Early computer attacks, such as the widespread Melissa virus of 1998, incapacitated computers or clogged mail servers with very heavy traffic. Such ploys inconvenienced victims but didn't enrich culprits. Now attackers increasingly go after valuable confidential information, whether credit card numbers or government documents. They're "hacking for fortune," as Symantec's Oliver Friedrichs puts it. Mystery writers like Jackont might prefer to say that the culprits have the classic motive—money. They also have means and opportunity.

The ubiquitous Windows PC, with its history of security problems, presents an enticing target. "A couple of years ago, or even last year, most of the attacks were basically targeting Web servers," says Ullrich. But as software companies and system administrators create better firewalls for servers, attackers are moving on to smaller but more vulnerable prey. Because many antivirus programs recognize only threats that security experts have already seen and defined, unique Trojans go undetected as they enter a system.

Once a Trojan has duped a user into allowing it onto a desktop, a well-configured firewall may later notice the Trojan intruder when it communicates with the outside world through unusual ports or addresses. But if a clever Trojan sends confidential information over the same port used for Internet access, no firewall can tell the difference between normal Web-surfing and nefarious activity.

The insidious Trojan attack is no longer a work of black art. When Trojan horses first appeared in the early 1970s, only programmers knew how to craft them. Now, however, crooks can just point and click to alter basic designs, thwarting antivirus software. They can add hidden instructions—"Get me passwords and anything called 'Top Secret'"—to ordinary files, be they Microsoft Word documents or PDFs. Crooks can even create Trojans that, by taking advantage of security flaws in Web browsers, install themselves automatically when a victim visits a deceptive Web site.

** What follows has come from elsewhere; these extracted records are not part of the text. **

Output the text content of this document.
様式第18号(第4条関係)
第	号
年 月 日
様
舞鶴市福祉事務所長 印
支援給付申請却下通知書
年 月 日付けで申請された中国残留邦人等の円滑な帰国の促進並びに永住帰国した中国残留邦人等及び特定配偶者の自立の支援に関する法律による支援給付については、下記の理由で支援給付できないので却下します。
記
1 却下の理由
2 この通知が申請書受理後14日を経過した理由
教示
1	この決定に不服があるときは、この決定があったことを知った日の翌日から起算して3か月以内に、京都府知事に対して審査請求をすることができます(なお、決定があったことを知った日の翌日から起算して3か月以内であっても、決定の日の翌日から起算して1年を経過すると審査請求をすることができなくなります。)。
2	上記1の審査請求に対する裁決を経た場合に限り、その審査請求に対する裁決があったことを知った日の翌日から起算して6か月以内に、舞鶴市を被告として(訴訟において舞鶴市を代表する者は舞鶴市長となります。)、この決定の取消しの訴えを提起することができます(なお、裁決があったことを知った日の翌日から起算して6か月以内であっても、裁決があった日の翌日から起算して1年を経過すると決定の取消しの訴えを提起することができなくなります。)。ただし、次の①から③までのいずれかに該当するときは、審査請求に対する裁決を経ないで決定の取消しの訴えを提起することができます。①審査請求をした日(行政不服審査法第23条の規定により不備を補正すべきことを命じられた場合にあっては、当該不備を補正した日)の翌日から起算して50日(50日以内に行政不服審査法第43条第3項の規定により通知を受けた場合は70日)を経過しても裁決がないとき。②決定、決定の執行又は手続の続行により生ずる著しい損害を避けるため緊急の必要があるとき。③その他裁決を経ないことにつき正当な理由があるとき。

"So, should Company A decide that it doesn't have any scruples and wants to get something inside Company B," says Mark Sunner, chief technology officer of MessageLabs Ltd., an e-mail security company in Gloucester, England, "the tool kits...are now available to accomplish what three or four years ago would have been a very complex technical thing to pull off."

To detect a Trojan intruder lurking on a hard drive, it helps to make sure that firewalls are optimally configured, even if they can't be counted on to catch every targeted attack. Under development, says Symantec's Friedrichs, are methods of identifying Trojans by tell-tale file modifications and other suspicious behavior. A common clue for users is a computer's suddenly performing ordinary tasks much more slowly than normal.

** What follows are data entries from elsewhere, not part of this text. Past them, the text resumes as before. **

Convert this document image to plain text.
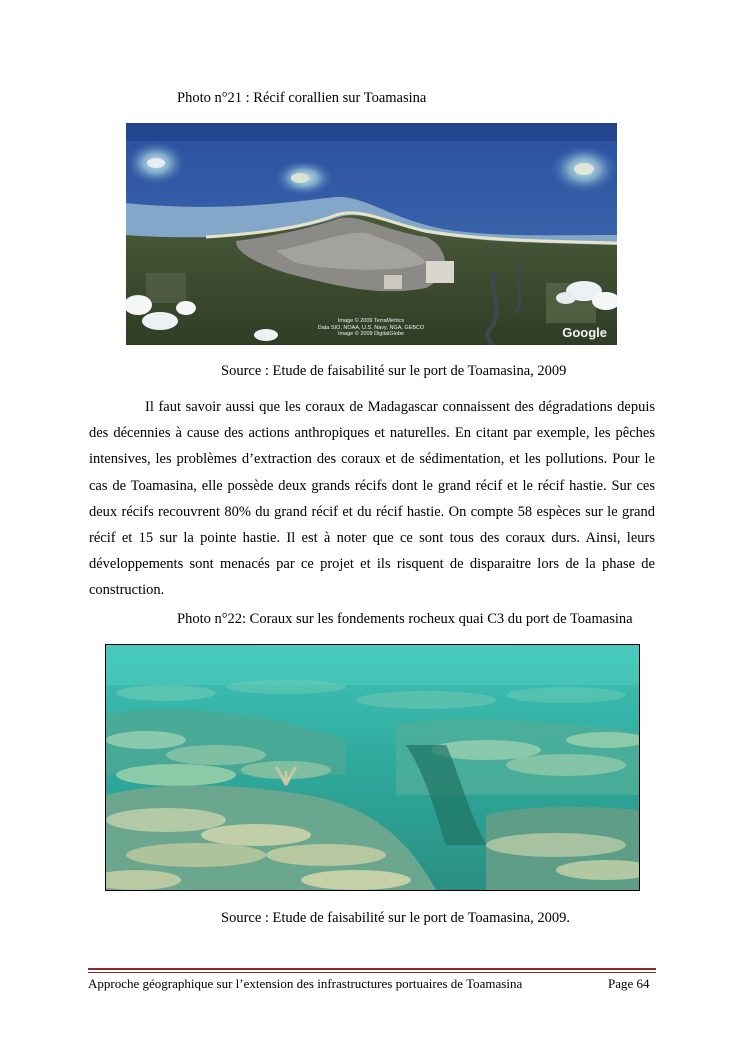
Photo n°21 : Récif corallien sur Toamasina
Image © 2009 TerraMetrics
Data SIO, NOAA, U.S. Navy, NGA, GEBCO
Image © 2009 DigitalGlobe	Google
Source : Etude de faisabilité sur le port de Toamasina, 2009

Il faut savoir aussi que les coraux de Madagascar connaissent des dégradations depuis des décennies à cause des actions anthropiques et naturelles. En citant par exemple, les pêches intensives, les problèmes d’extraction des coraux et de sédimentation, et les pollutions. Pour le cas de Toamasina, elle possède deux grands récifs dont le grand récif et le récif hastie. Sur ces deux récifs recouvrent 80% du grand récif et du récif hastie. On compte 58 espèces sur le grand récif et 15 sur la pointe hastie. Il est à noter que ce sont tous des coraux durs. Ainsi, leurs développements sont menacés par ce projet et ils risquent de disparaitre lors de la phase de construction.

Photo n°22: Coraux sur les fondements rocheux quai C3 du port de Toamasina
Source : Etude de faisabilité sur le port de Toamasina, 2009.
Approche géographique sur l’extension des infrastructures portuaires de Toamasina	Page 64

To stop a Trojan from breaking and entering in the first place, companies have recourse to proxy servers. They essentially download files for a test run before passing them on to a user's desktop, scanning each attachment for potentially malicious software.

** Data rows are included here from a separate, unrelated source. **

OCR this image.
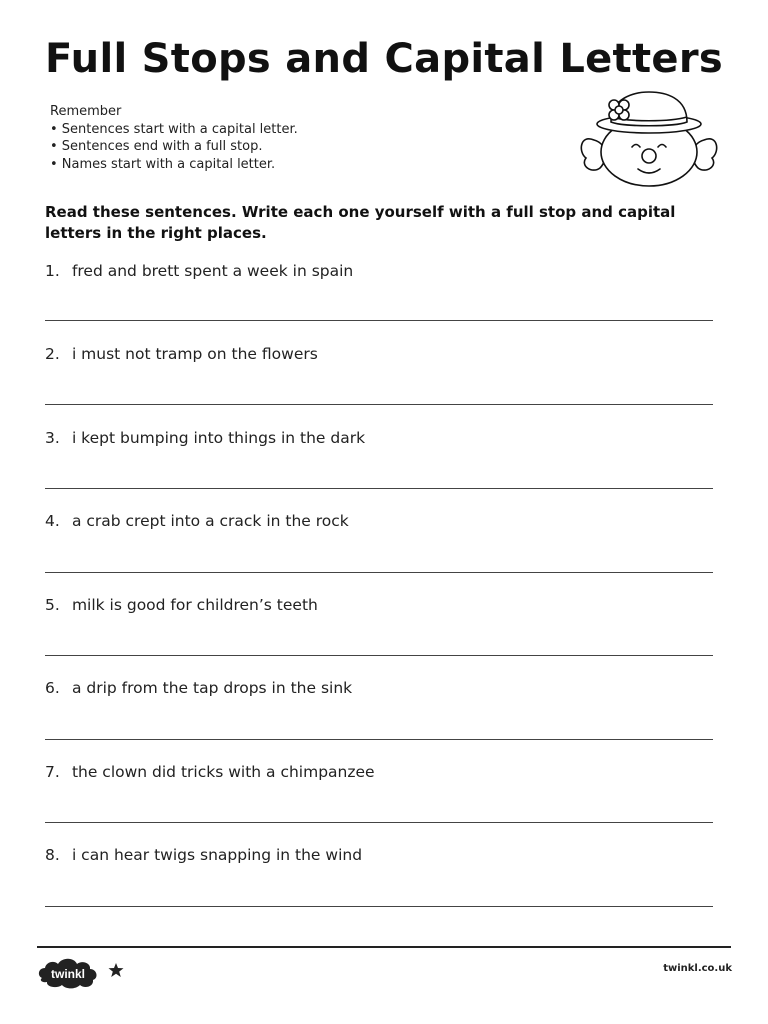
Full Stops and Capital Letters
Remember
• Sentences start with a capital letter.
• Sentences end with a full stop.
• Names start with a capital letter.
Read these sentences. Write each one yourself with a full stop and capital letters in the right places.
1. fred and brett spent a week in spain
2. i must not tramp on the flowers
3. i kept bumping into things in the dark
4. a crab crept into a crack in the rock
5. milk is good for children’s teeth
6. a drip from the tap drops in the sink
7. the clown did tricks with a chimpanzee
8. i can hear twigs snapping in the wind
twinkl	twinkl.co.uk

Yet truly avoiding infection, says Ullrich, "really comes down almost exclusively to user education." Users should regularly install software update patches offered by software suppliers to minimize the flaws that Trojan horses and other threats sometimes take advantage of. Of course, it also helps to avoid keeping valuable information on Internet-connected machines. Most important, they should steer clear of unsolicited attachments, links, and even disks and CDs.

Ordinary computer users may not enjoy greeting every e-mail with skepticism. Pain, regrettably, often proves to be the most effective teacher. Not long after the Jackonts' novel appeared prematurely on the Internet, their former son-in-law mailed Amnon a disk that supposedly came from a student in Jackont's writing class. "This disk, I never put in my computer," Jackont says. "I gave it to the police."